"Martin
Linnartz hat Kafkas Geschichte mit seiner schaffenden und liebevollen
Hand, ohn auch nur ein Wort zu verwenden, wie nue für mich gemacht"
. |
Wiel Kusters in "Metamorphosen, bildnerische betrachtungen
zu Kafkas DIE VERWANDLUNG":
'Ik ben een worm, en geen man, een smaad van mensen, en veracht
van het volk', zegt de dichter van psalm 22. Volgens het getuigenis
van Marcus en Matteüs bad Jezus deze psalm op Golgota, in zijn
stervensuur.
Gregor Samsa's verandering in een keverachtig ondier loopt uit
op zijn dood en eindigt in zijn definitieve vernedering: de werkster
ruimt de 'rommel' op. Gregor verdwijnt tussen het vuilnis en de
rest van het gezin herleeft.
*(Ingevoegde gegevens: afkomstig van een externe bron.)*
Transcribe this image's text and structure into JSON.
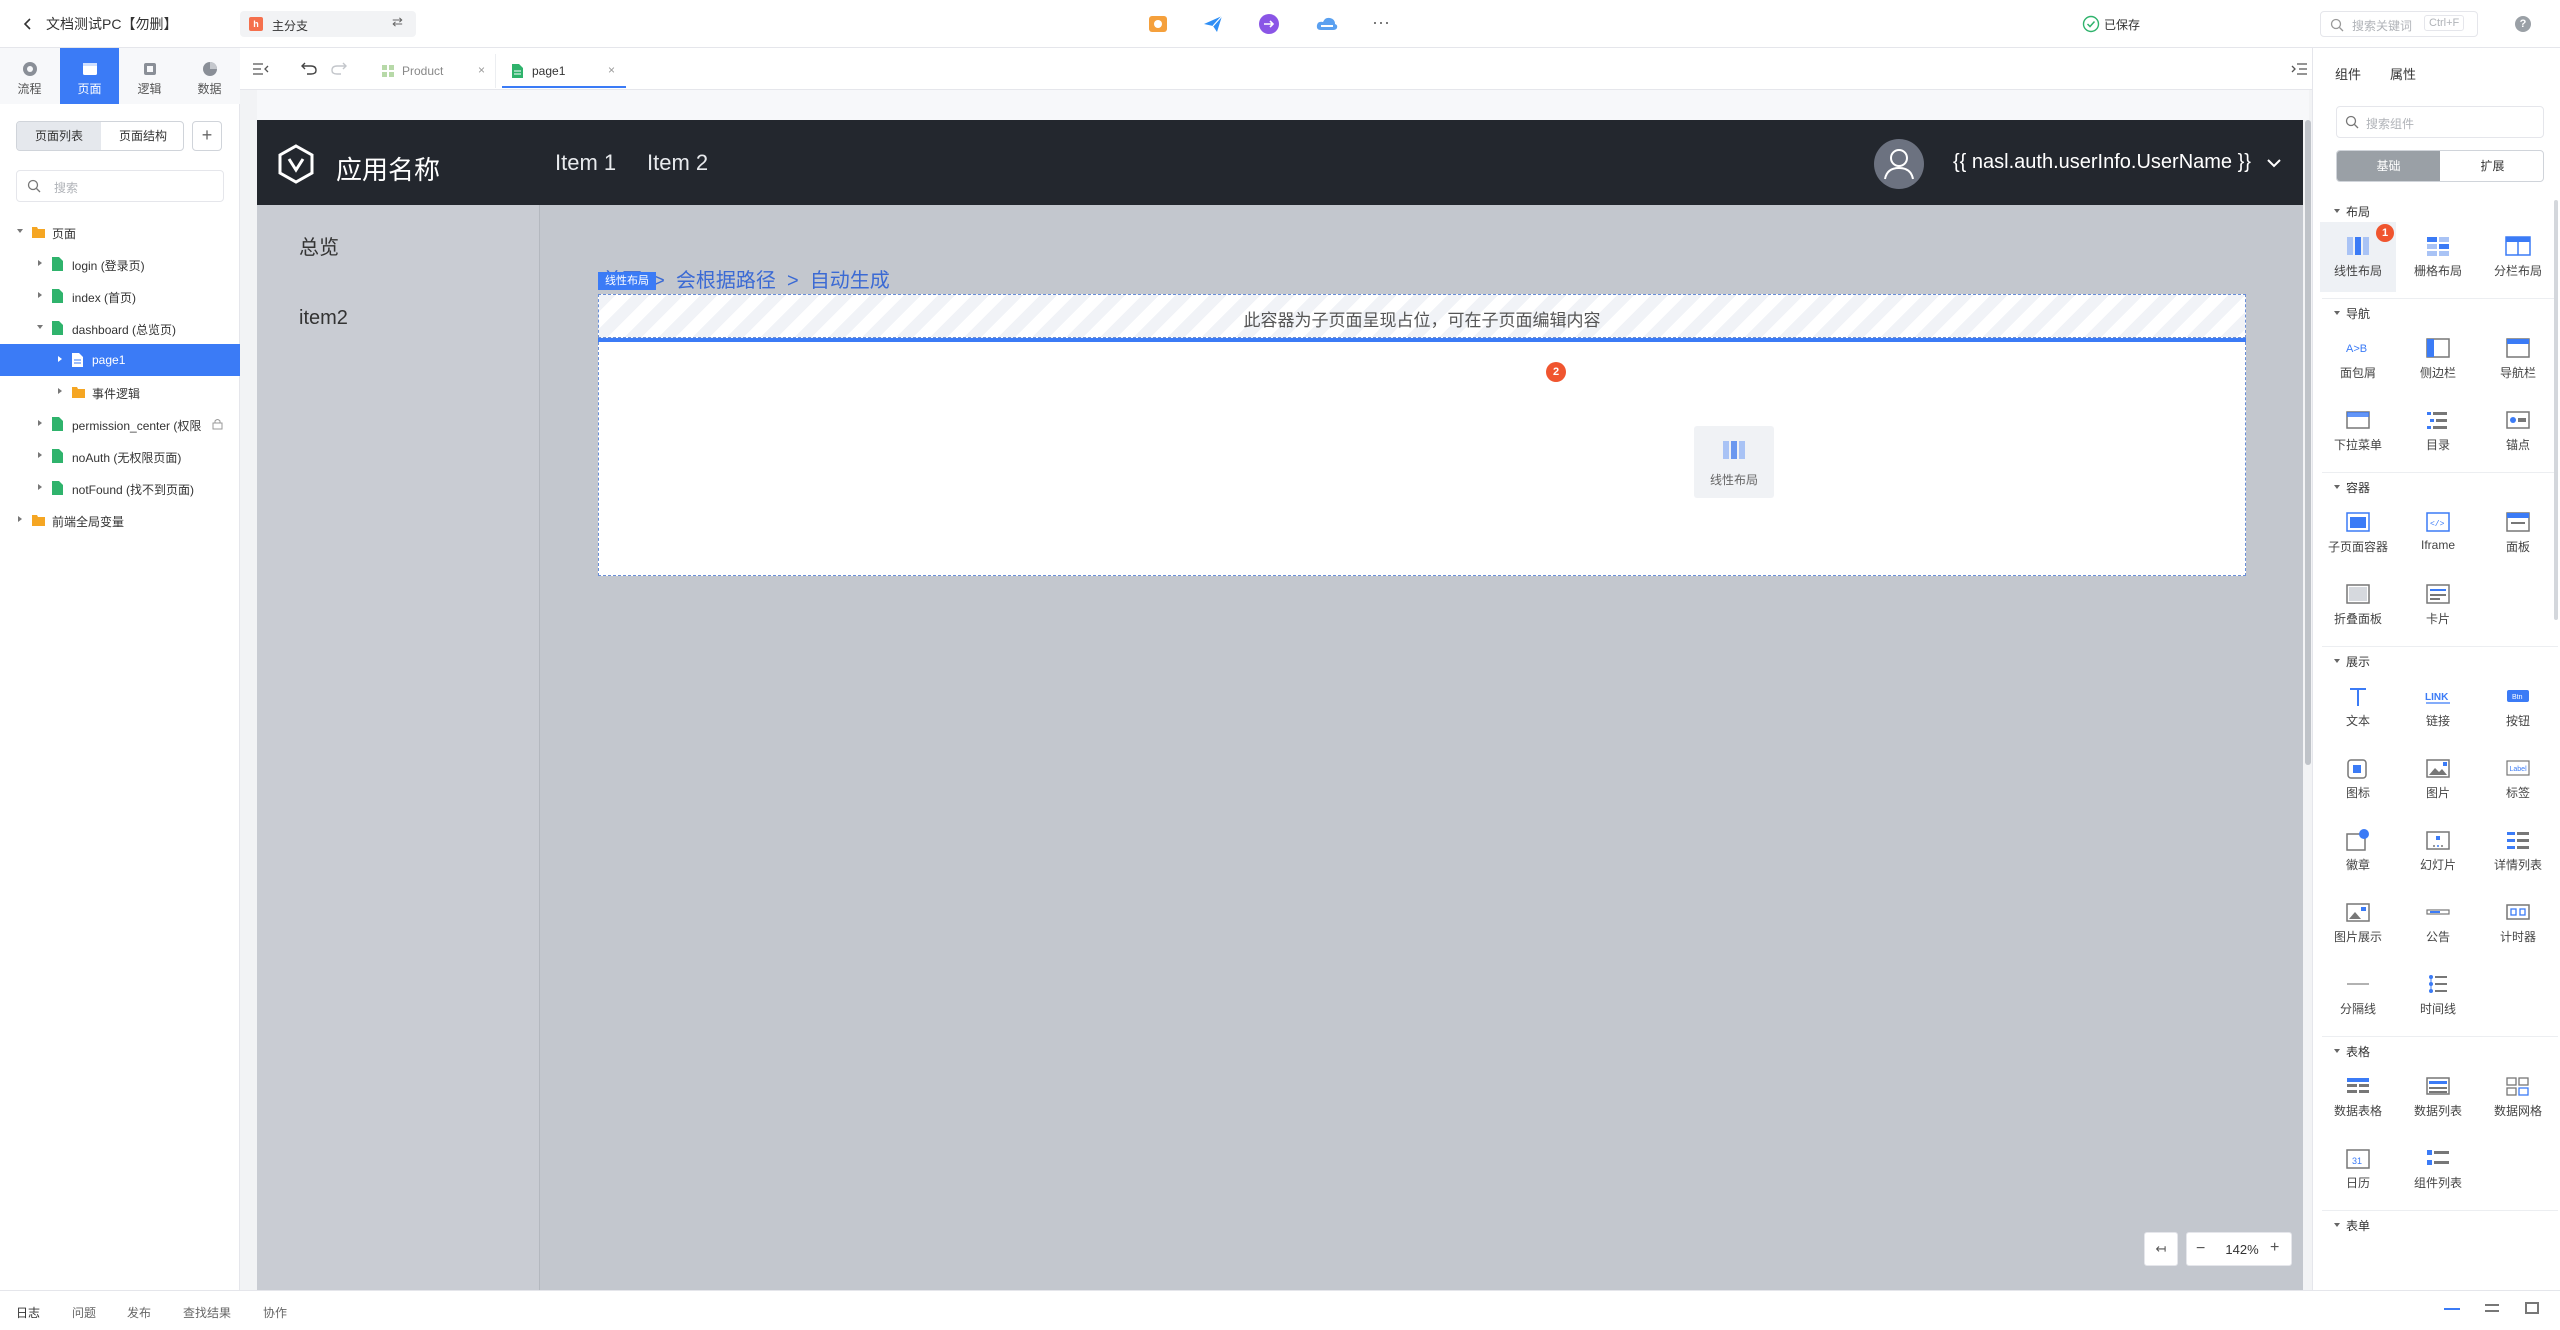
{
  "topbar": {
    "app_title": "文档测试PC【勿删】",
    "branch": "主分支",
    "branch_icon_text": "h",
    "saved": "已保存",
    "search_placeholder": "搜索关键词",
    "search_shortcut": "Ctrl+F",
    "help": "?",
    "more": "···",
    "tool_colors": [
      "#f5a03c",
      "#2e8ef5",
      "#8a55e6",
      "#5aa0f0"
    ]
  },
  "rail": {
    "items": [
      {
        "label": "流程",
        "icon": "flow-icon",
        "active": false
      },
      {
        "label": "页面",
        "icon": "page-icon",
        "active": true
      },
      {
        "label": "逻辑",
        "icon": "logic-icon",
        "active": false
      },
      {
        "label": "数据",
        "icon": "data-icon",
        "active": false
      }
    ]
  },
  "leftpanel": {
    "seg": [
      "页面列表",
      "页面结构"
    ],
    "add": "+",
    "search_placeholder": "搜索",
    "tree": [
      {
        "label": "页面",
        "indent": 0,
        "type": "folder",
        "expanded": true,
        "selected": false
      },
      {
        "label": "login (登录页)",
        "indent": 1,
        "type": "page",
        "expanded": false,
        "selected": false
      },
      {
        "label": "index (首页)",
        "indent": 1,
        "type": "page",
        "expanded": false,
        "selected": false
      },
      {
        "label": "dashboard (总览页)",
        "indent": 1,
        "type": "page",
        "expanded": true,
        "selected": false
      },
      {
        "label": "page1",
        "indent": 2,
        "type": "doc",
        "expanded": false,
        "selected": true
      },
      {
        "label": "事件逻辑",
        "indent": 2,
        "type": "folder",
        "expanded": false,
        "selected": false
      },
      {
        "label": "permission_center (权限",
        "indent": 1,
        "type": "page",
        "expanded": false,
        "selected": false
      },
      {
        "label": "noAuth (无权限页面)",
        "indent": 1,
        "type": "page",
        "expanded": false,
        "selected": false
      },
      {
        "label": "notFound (找不到页面)",
        "indent": 1,
        "type": "page",
        "expanded": false,
        "selected": false
      },
      {
        "label": "前端全局变量",
        "indent": 0,
        "type": "folder",
        "expanded": false,
        "selected": false
      }
    ]
  },
  "tabs": [
    {
      "label": "Product",
      "active": false
    },
    {
      "label": "page1",
      "active": true
    }
  ],
  "canvas": {
    "app_name": "应用名称",
    "nav_items": [
      "Item 1",
      "Item 2"
    ],
    "username": "{{ nasl.auth.userInfo.UserName }}",
    "sidebar": [
      "总览",
      "item2"
    ],
    "breadcrumb": "首页  >  会根据路径  >  自动生成",
    "layout_badge": "线性布局",
    "subpage_text": "此容器为子页面呈现占位，可在子页面编辑内容",
    "ghost_label": "线性布局",
    "badge_2": "2",
    "zoom": "142%",
    "zoom_minus": "−",
    "zoom_plus": "+",
    "zoom_fit": "↤"
  },
  "rightpanel": {
    "tabs": [
      "组件",
      "属性"
    ],
    "search_placeholder": "搜索组件",
    "seg": [
      "基础",
      "扩展"
    ],
    "badge_1": "1",
    "sections": [
      {
        "title": "布局",
        "items": [
          {
            "label": "线性布局",
            "icon": "linear-layout-icon"
          },
          {
            "label": "栅格布局",
            "icon": "grid-layout-icon"
          },
          {
            "label": "分栏布局",
            "icon": "columns-layout-icon"
          }
        ]
      },
      {
        "title": "导航",
        "items": [
          {
            "label": "面包屑",
            "icon": "breadcrumb-icon"
          },
          {
            "label": "侧边栏",
            "icon": "sidebar-icon"
          },
          {
            "label": "导航栏",
            "icon": "navbar-icon"
          },
          {
            "label": "下拉菜单",
            "icon": "dropdown-icon"
          },
          {
            "label": "目录",
            "icon": "toc-icon"
          },
          {
            "label": "锚点",
            "icon": "anchor-icon"
          }
        ]
      },
      {
        "title": "容器",
        "items": [
          {
            "label": "子页面容器",
            "icon": "subpage-container-icon"
          },
          {
            "label": "Iframe",
            "icon": "iframe-icon"
          },
          {
            "label": "面板",
            "icon": "panel-icon"
          },
          {
            "label": "折叠面板",
            "icon": "collapse-icon"
          },
          {
            "label": "卡片",
            "icon": "card-icon"
          }
        ]
      },
      {
        "title": "展示",
        "items": [
          {
            "label": "文本",
            "icon": "text-icon"
          },
          {
            "label": "链接",
            "icon": "link-icon"
          },
          {
            "label": "按钮",
            "icon": "button-icon"
          },
          {
            "label": "图标",
            "icon": "icon-icon"
          },
          {
            "label": "图片",
            "icon": "image-icon"
          },
          {
            "label": "标签",
            "icon": "label-icon"
          },
          {
            "label": "徽章",
            "icon": "badge-icon"
          },
          {
            "label": "幻灯片",
            "icon": "carousel-icon"
          },
          {
            "label": "详情列表",
            "icon": "detail-list-icon"
          },
          {
            "label": "图片展示",
            "icon": "gallery-icon"
          },
          {
            "label": "公告",
            "icon": "notice-icon"
          },
          {
            "label": "计时器",
            "icon": "timer-icon"
          },
          {
            "label": "分隔线",
            "icon": "divider-icon"
          },
          {
            "label": "时间线",
            "icon": "timeline-icon"
          }
        ]
      },
      {
        "title": "表格",
        "items": [
          {
            "label": "数据表格",
            "icon": "data-table-icon"
          },
          {
            "label": "数据列表",
            "icon": "data-list-icon"
          },
          {
            "label": "数据网格",
            "icon": "data-grid-icon"
          },
          {
            "label": "日历",
            "icon": "calendar-icon"
          },
          {
            "label": "组件列表",
            "icon": "component-list-icon"
          }
        ]
      },
      {
        "title": "表单",
        "items": []
      }
    ]
  },
  "bottombar": {
    "tabs": [
      "日志",
      "问题",
      "发布",
      "查找结果",
      "协作"
    ]
  },
  "colors": {
    "accent": "#3b7bf6",
    "app_header": "#23272e",
    "canvas": "#c3c7ce",
    "badge": "#f0552f"
  }
}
Vader, moeder en dochter maken met
de tram een tochtje naar buiten en voelen zich door de warme zon
beschenen. De toekomst blijkt opeens financieel rooskleuriger
dan zij dachten. En wanneer zij hun bestemming bereiken, staat
de dochter als eerste op: 'Und es war ihnen wie eine Bestätigung
ihrer neuen Träume und guten Absichten, als am Ziele ihrer Fahrt
die Tochter als erste sich erhob und ihren jungen Körper dehnte.'
Wie zijn hier nu eigenlijk van gedaante veranderd? Vader, moeder,
dochter. Het beeld van dat jonge meisje is het beeld van een 'verrijzenis'.
Maar er is iemand anders voor haar gestorven.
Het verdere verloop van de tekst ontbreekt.